Saturday, January 31, 2015

Nominate Rick for a Shorty Award

I know that a few of you still read this blog. I need your help. My buddy Rick MacPherson has been an all around amazing guy for the last several decades -- I won't say exactly how many. In the conservation universe, he's the smart guy in the background that gives all the credit to the local kid (you know, like me!). In the time that I've known him, we've worked together to protect the Mariana Trench from overfishing and sharks in two oceans. I want to show him how much I appreciate him, so I nominated him for a Shorty Award.

Nominate Rick MacPherson for a social media award in the Shorty Awards! Nominate Rick MacPherson for a social media award in the Shorty Awards

I nominated Rick in the Activist category, although he could also be nominated in the Blogger category. He's been blogging about ocean issues nearly as long as me. In fact, he was one of the people who first hosted Carnival of the Blue, which eventually evolved into Science Oceans Online (this was like a decade ago, most of you kids were infants).

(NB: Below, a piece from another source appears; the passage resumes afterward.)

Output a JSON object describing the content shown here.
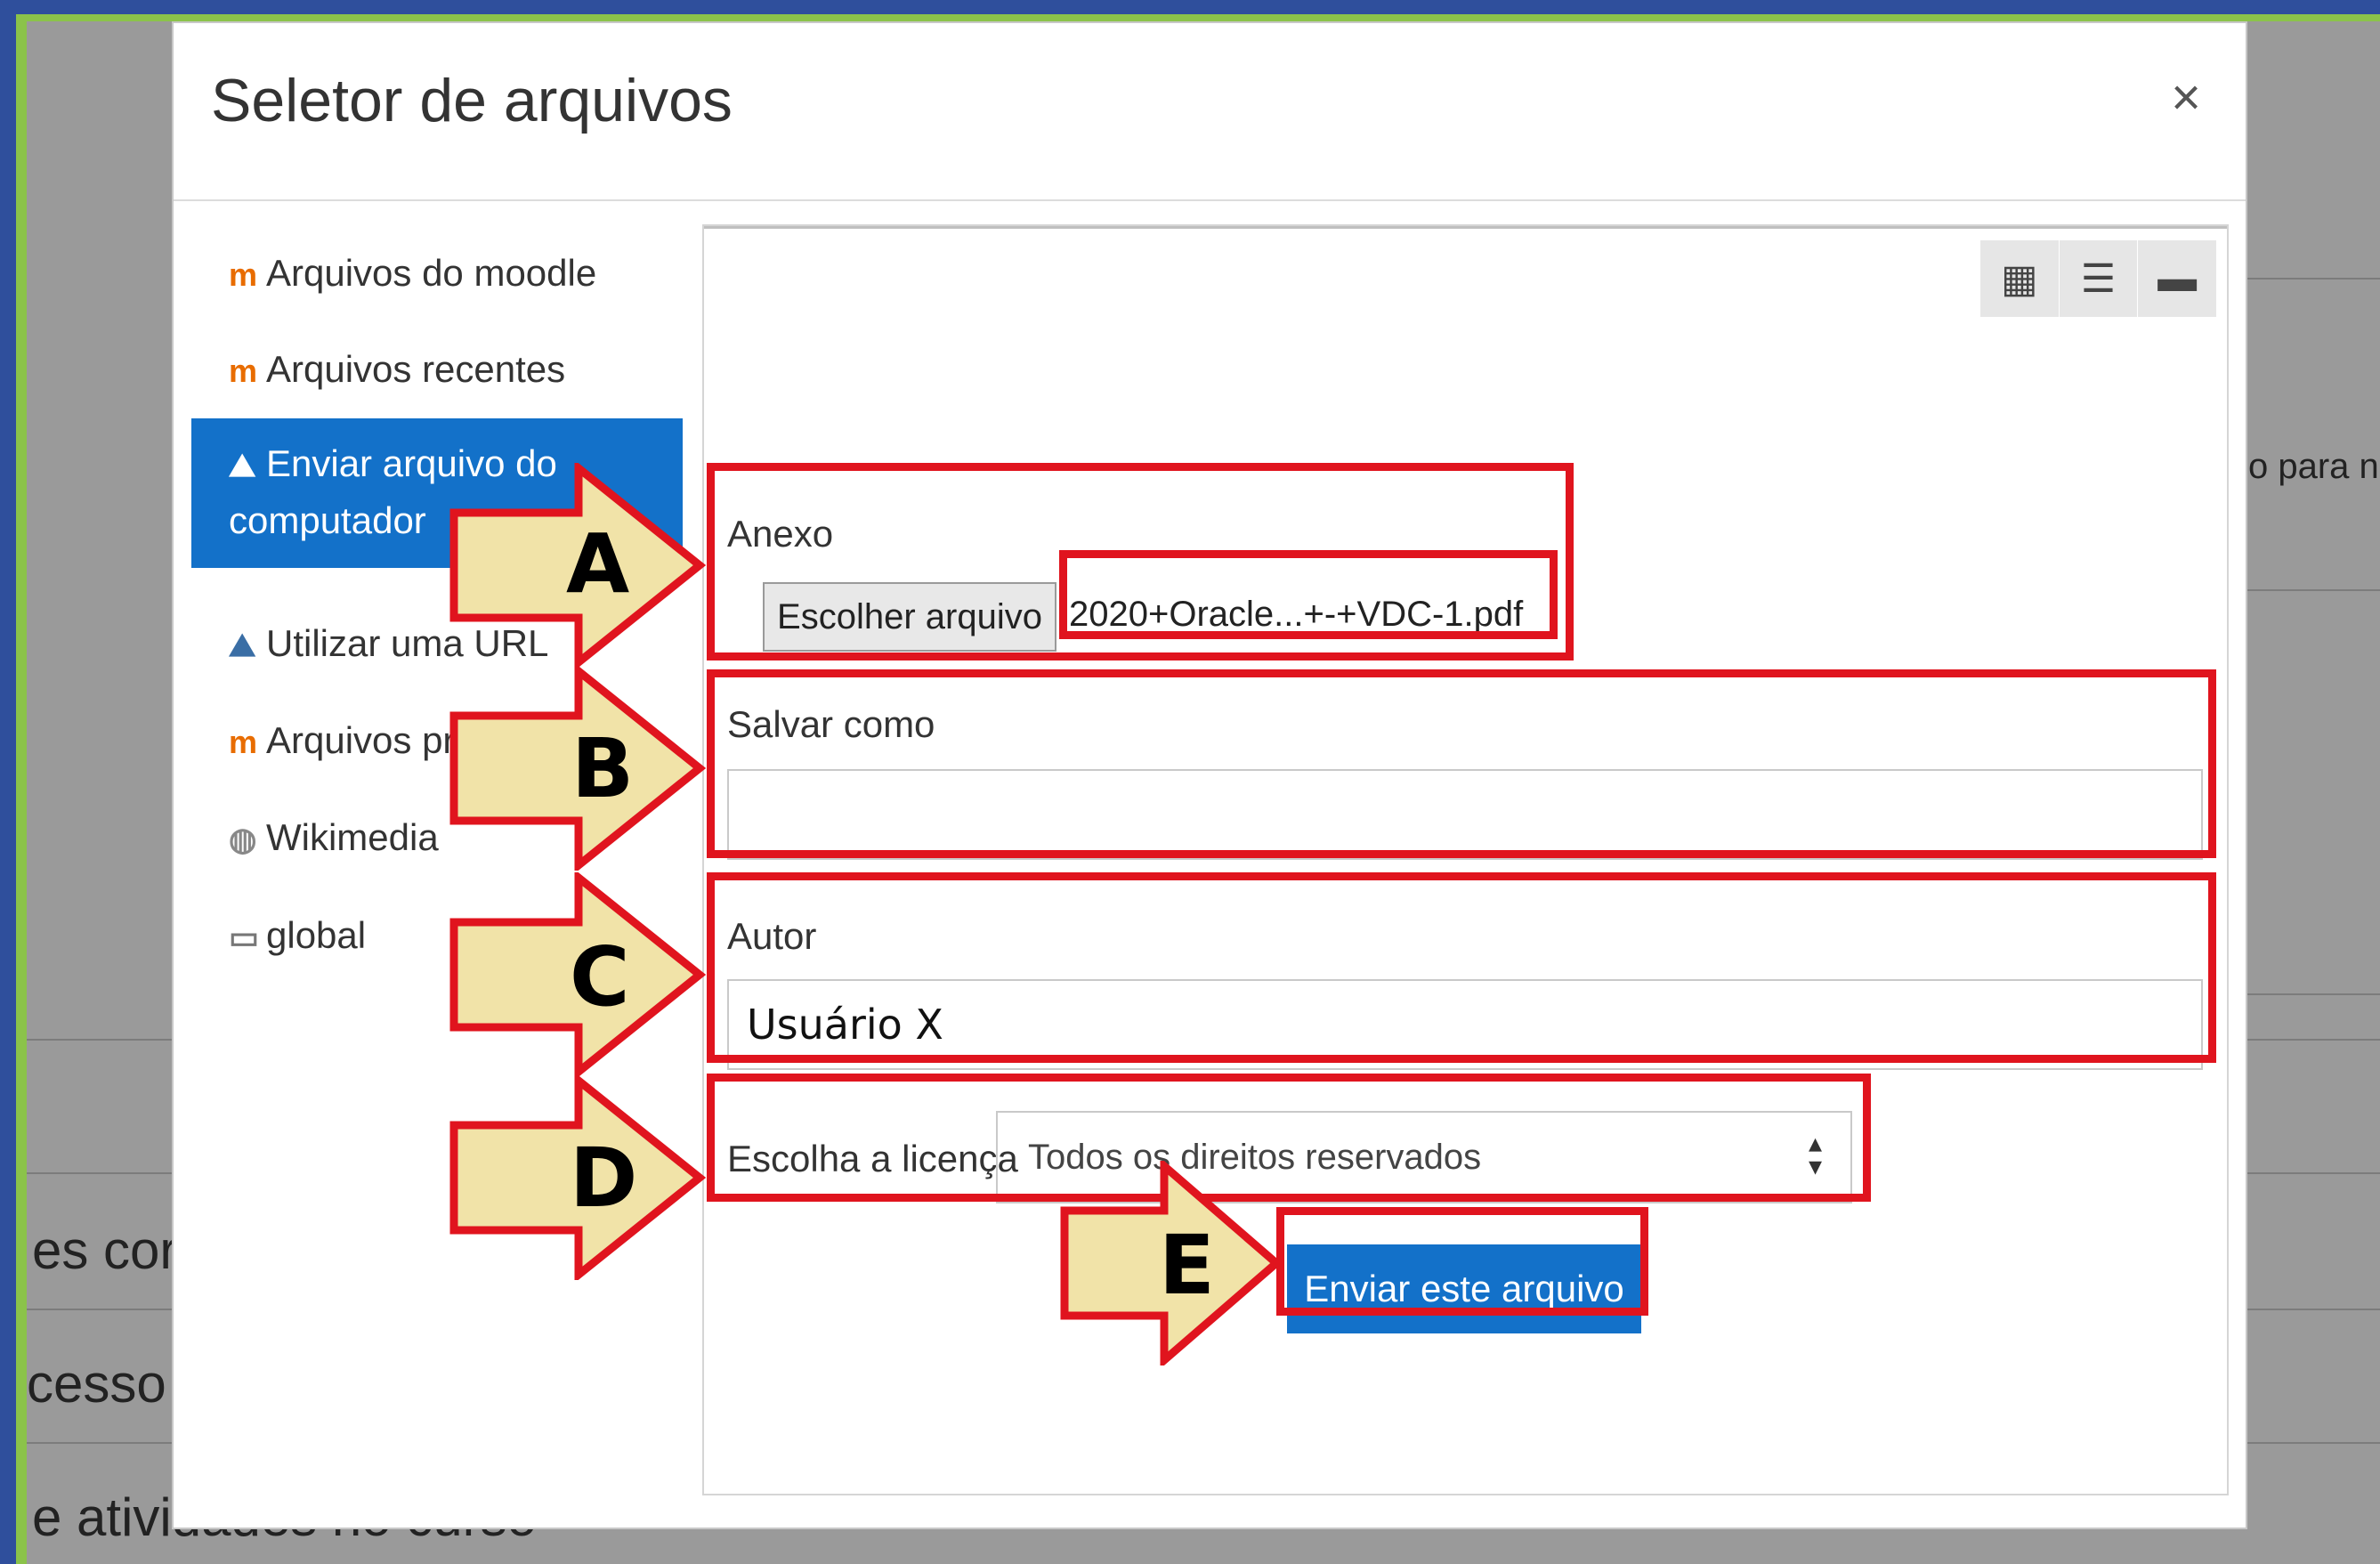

There are other categories he could probably be nominated for, but I suspect that Healthy Living isn't one of them.

Nominating Rick is extremely simple. You just click on the banner above -- or the banner below. Then tweet to the organizers of the Shorty Awards why you think Rick should be this year's activist. I've nominated him for sharks and corals, but you could also nominate him for his support of equal rights.

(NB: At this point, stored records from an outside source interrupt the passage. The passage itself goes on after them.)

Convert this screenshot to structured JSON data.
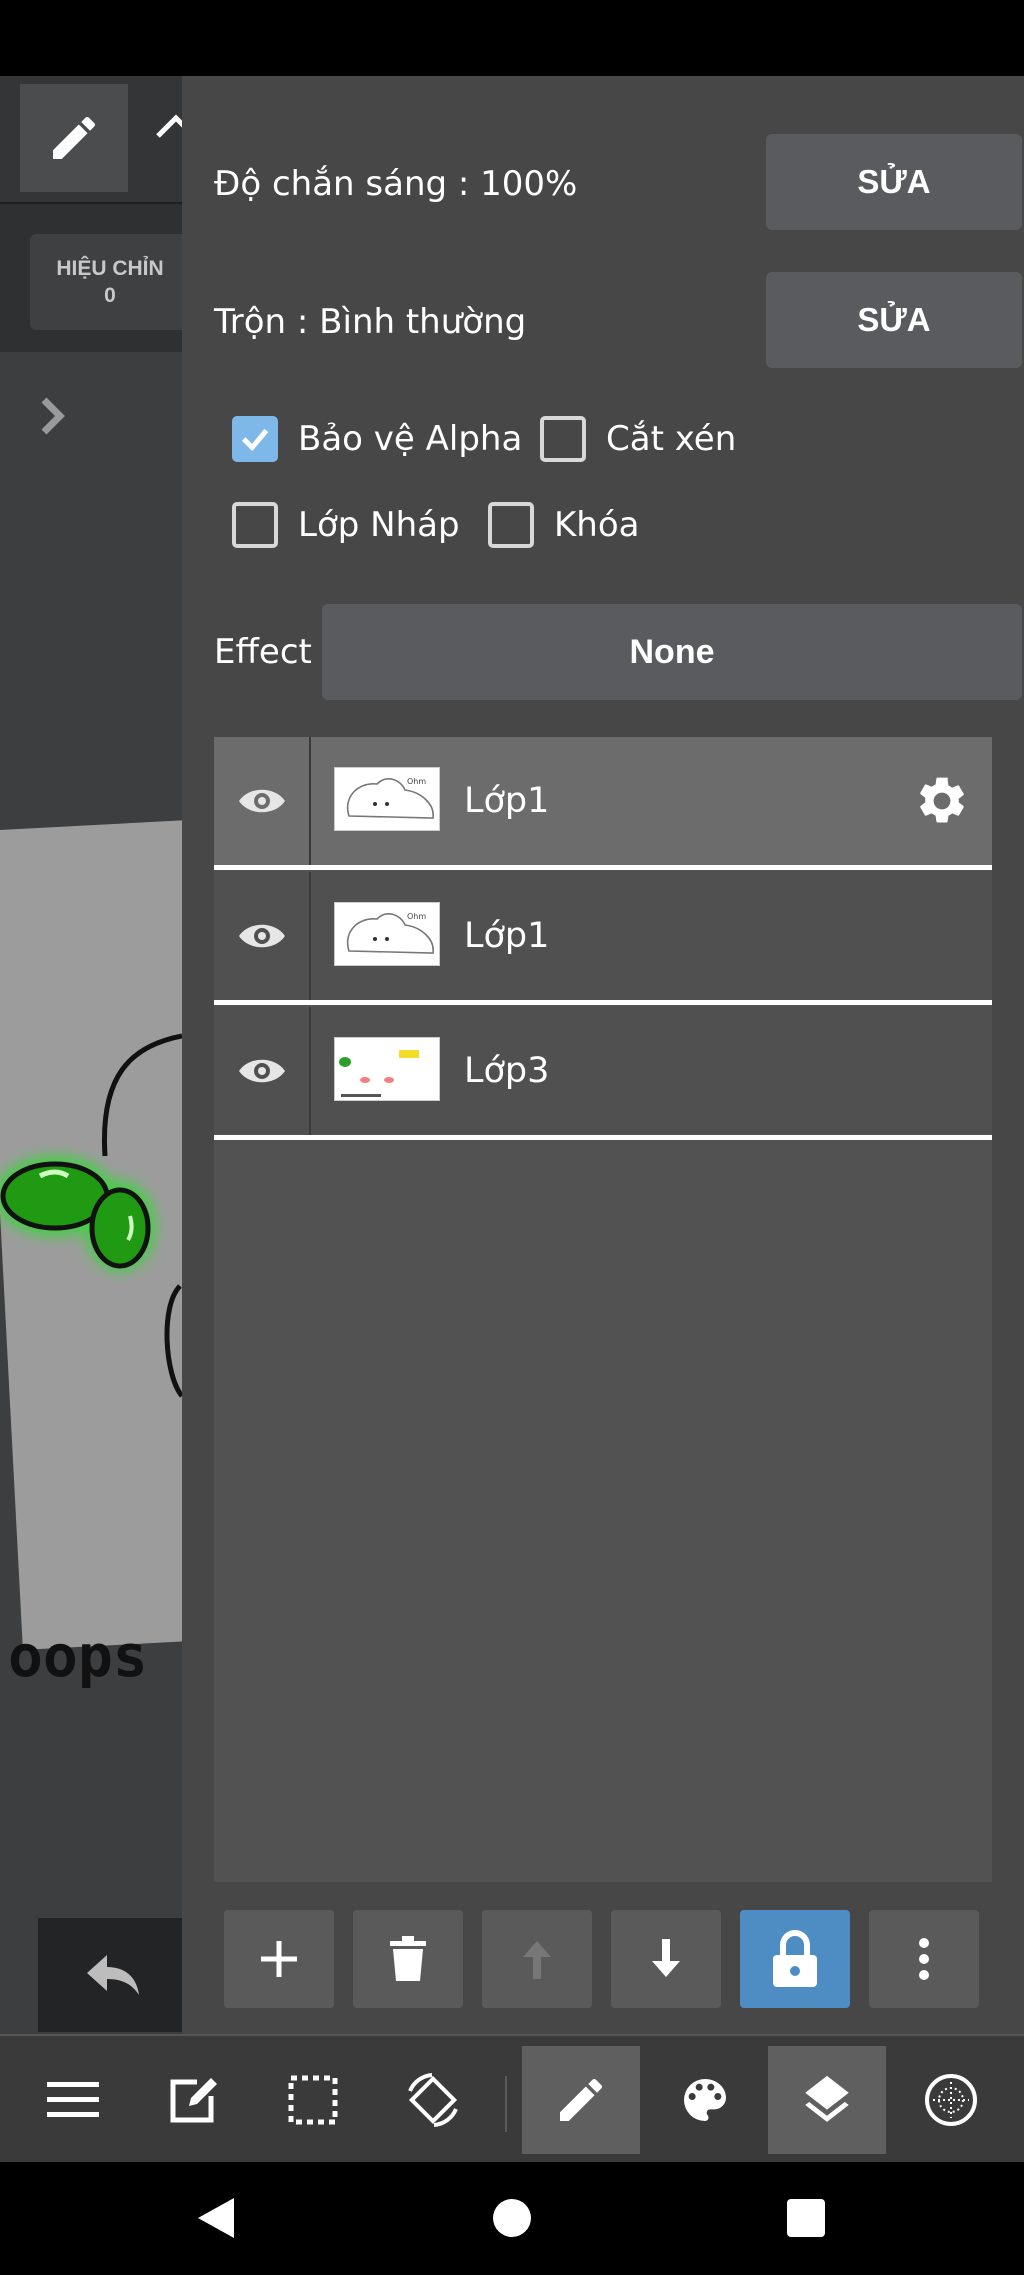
{
  "left_panel": {
    "adjust_label": "HIỆU CHỈN",
    "adjust_value": "0",
    "canvas_text": "oops"
  },
  "layer_panel": {
    "opacity_label": "Độ chắn sáng : 100%",
    "opacity_edit": "SỬA",
    "blend_label": "Trộn : Bình thường",
    "blend_edit": "SỬA",
    "protect_alpha": {
      "label": "Bảo vệ Alpha",
      "checked": true
    },
    "clipping": {
      "label": "Cắt xén",
      "checked": false
    },
    "draft_layer": {
      "label": "Lớp Nháp",
      "checked": false
    },
    "lock": {
      "label": "Khóa",
      "checked": false
    },
    "effect_label": "Effect",
    "effect_value": "None",
    "layers": [
      {
        "name": "Lớp1",
        "visible": true,
        "selected": true
      },
      {
        "name": "Lớp1",
        "visible": true,
        "selected": false
      },
      {
        "name": "Lớp3",
        "visible": true,
        "selected": false
      }
    ],
    "actions": [
      "add-icon",
      "delete-icon",
      "move-up-icon",
      "move-down-icon",
      "lock-icon",
      "more-icon"
    ]
  },
  "toolbar": {
    "items": [
      "menu-icon",
      "edit-icon",
      "selection-icon",
      "rotate-icon",
      "pencil-icon",
      "palette-icon",
      "layers-icon",
      "globe-icon"
    ],
    "selected": [
      "pencil-icon",
      "layers-icon"
    ]
  },
  "colors": {
    "panel_bg": "#474747",
    "button_bg": "#595b5e",
    "check_accent": "#7eb8e8",
    "lock_active": "#4e8dc4"
  }
}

Nominate Rick MacPherson for a social media award in the Shorty Awards! Nominate Rick MacPherson for a social media award in the Shorty Awards

And if you're on Twitter and you see other people nominating Rick (you can follow him @rmacpherson), please give those nominations a retweet (like my nomination at the top of this blog). Most of the people I know work in conservation and Rick is what many of us aspire to be (his hairstyle being the exception). So please, take a few minutes out of your day and give this great guy some love.

After you follow the link and tweet your reason for nominating Rick using their web form, there are other ways you can help:

1. You can help broadcast Rick's unique Shorty Awards url: on Twitter, Facebook, and other social media websites.
2. You can email your friends about Rick and ask them to nominate him.
3. You can write a blog about Rick and ask your readers to nominate him.
4. You can grab your friends phones and use their Twitter accounts to nominate Rick.
5. I'm sure there are other things you can do. Come on, Rick is a great guy! Let's win this for him!

Monday, January 26, 2015

Early Shark Conservation Has Been An Astounding Success

The first round of shark conservation is over. And it has been wildly successful.

Stop almost any American on the street and ask them about shark conservation and they will tell you about how sharks have their fins cut off alive and that their bodies are dumped at sea. This is called shark finning. Think about that. You are reading this blog and there’s a high likelihood that you probably know me and that I work on sharks, but did you already know this fact? I bet you did. I venture that nearly everyone in America already knows about shark finning. And they all know that it is bad.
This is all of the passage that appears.